Готовятся к изданию:
Следующие книги из серии Ка-Тер скоро выйдут в печати Издательства Шанг-Шунг:
1) Пробуждение после смерти: Тибетская Книга Мертвых, перевод Элио Гуариско
2) Чудесное Изначальное Состояние, перевод Адриано Клементе и Джима Велби

Следующие книги из серии Полного собрания сочинений Чогьяла Намкая Норбу будут изданы к концу 2012 года:
1) Учения Лонгсал, том IX, полностью посвященный учению Янгти, с выдающимися учениями и терма, перевод Адриано Клементе
2) Коментарий к учению Лонгсал, том II, содержащий учения Тогел с историей их открытия, перевод Адриано Клементе



Отчет по текущей работе в 2012 году

Элио Гуариско работал над:
1) Книга Ринпоче "Серебряное зеркало. Простой путь практики тибетской медицины"
Изначально эта работа была опубликована на тибетском языке в Дхармсале в Тибетской библиотеке трудов и архивов. эта бесценная книга является пособием по применению тибетской медицины всеми изучающими и практикующими ее. Эта книга была написана Чогьялом Намкаем Норбу по просьбе Ракра Ринпоче, ученого традиции гелуг, который долгое время занимался образованием молодого поколения тибетцев, проживавших в Швейцарии.

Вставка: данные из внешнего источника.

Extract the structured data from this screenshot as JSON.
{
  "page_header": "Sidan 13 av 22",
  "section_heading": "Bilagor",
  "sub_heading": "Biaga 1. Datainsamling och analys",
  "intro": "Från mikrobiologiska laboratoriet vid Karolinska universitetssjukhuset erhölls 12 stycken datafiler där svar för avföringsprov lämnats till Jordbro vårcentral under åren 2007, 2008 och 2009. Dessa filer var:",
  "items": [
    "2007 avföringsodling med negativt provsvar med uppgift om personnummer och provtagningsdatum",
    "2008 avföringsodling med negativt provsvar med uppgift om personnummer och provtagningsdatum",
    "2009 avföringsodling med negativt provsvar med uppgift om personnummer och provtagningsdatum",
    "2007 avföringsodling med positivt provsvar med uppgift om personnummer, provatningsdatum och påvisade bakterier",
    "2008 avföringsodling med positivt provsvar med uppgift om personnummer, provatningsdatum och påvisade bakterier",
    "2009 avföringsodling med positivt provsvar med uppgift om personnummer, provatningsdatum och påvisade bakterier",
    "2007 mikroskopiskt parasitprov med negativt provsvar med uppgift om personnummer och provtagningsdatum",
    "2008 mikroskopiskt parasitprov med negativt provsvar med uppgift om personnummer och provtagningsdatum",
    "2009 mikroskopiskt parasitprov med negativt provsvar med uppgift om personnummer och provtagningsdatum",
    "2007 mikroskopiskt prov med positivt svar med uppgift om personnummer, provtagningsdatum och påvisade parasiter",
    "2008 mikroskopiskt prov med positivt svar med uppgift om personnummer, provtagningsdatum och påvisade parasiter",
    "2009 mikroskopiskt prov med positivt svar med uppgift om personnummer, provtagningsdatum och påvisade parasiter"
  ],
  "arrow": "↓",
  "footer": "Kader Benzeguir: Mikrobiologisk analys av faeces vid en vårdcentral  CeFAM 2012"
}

В этой книге описаны разнообразные заболевания, методы их диагностики, содержатся прописи около 450 древних лекарств. Многие из этих лекарств относятся к рецептуре традиционной тибетской медицины, а некоторые принадлежат к редким особым традициям выдающихся докторов и реализованных духовных учителей Тибета.
2) Книга по Намка
Книга по Намка, методу гармонизации элементов, является учением терма Чогьяла намкая Норбу. Эта книга станет дополненным переизданием старого пособия и будет содержать дополнения. изложенные Чогьялом Намкаем Норбу. 
3) Биография Адзома Друкпа
Обширная биография учителя. чьей реинкарнацией является Чогьял Намкай Норбу. Эта биография никогда ранее не издавалась на западных языках. Также в ней будет изложена биография сына Адзома Друкпа, Гьюрме Дордже Ринпоче.
4) Тайное описание Ваджрного Тела
Выдающийся текст, давно ожидавшийся практиками Янтра Йоги и докторами тибетской медицины, детально описывает внутреннее функционирование Ваджрного Тела. особое внимание уделяется аспекту тела (функционированию каналов), аспекту Речи (пране) и аспекту Ума (жизненные сущности). В книгу будет включена биография автора, Гьялва Янгонпа, выдающегося йогина школы Друкпа Кагью.
5) Терма по медицине Ригдзина Чангчуба Дордже
Эта книга содержит особые провидческие наставления великого тертона и врача, относящиеся к лечению современных заболеваний.   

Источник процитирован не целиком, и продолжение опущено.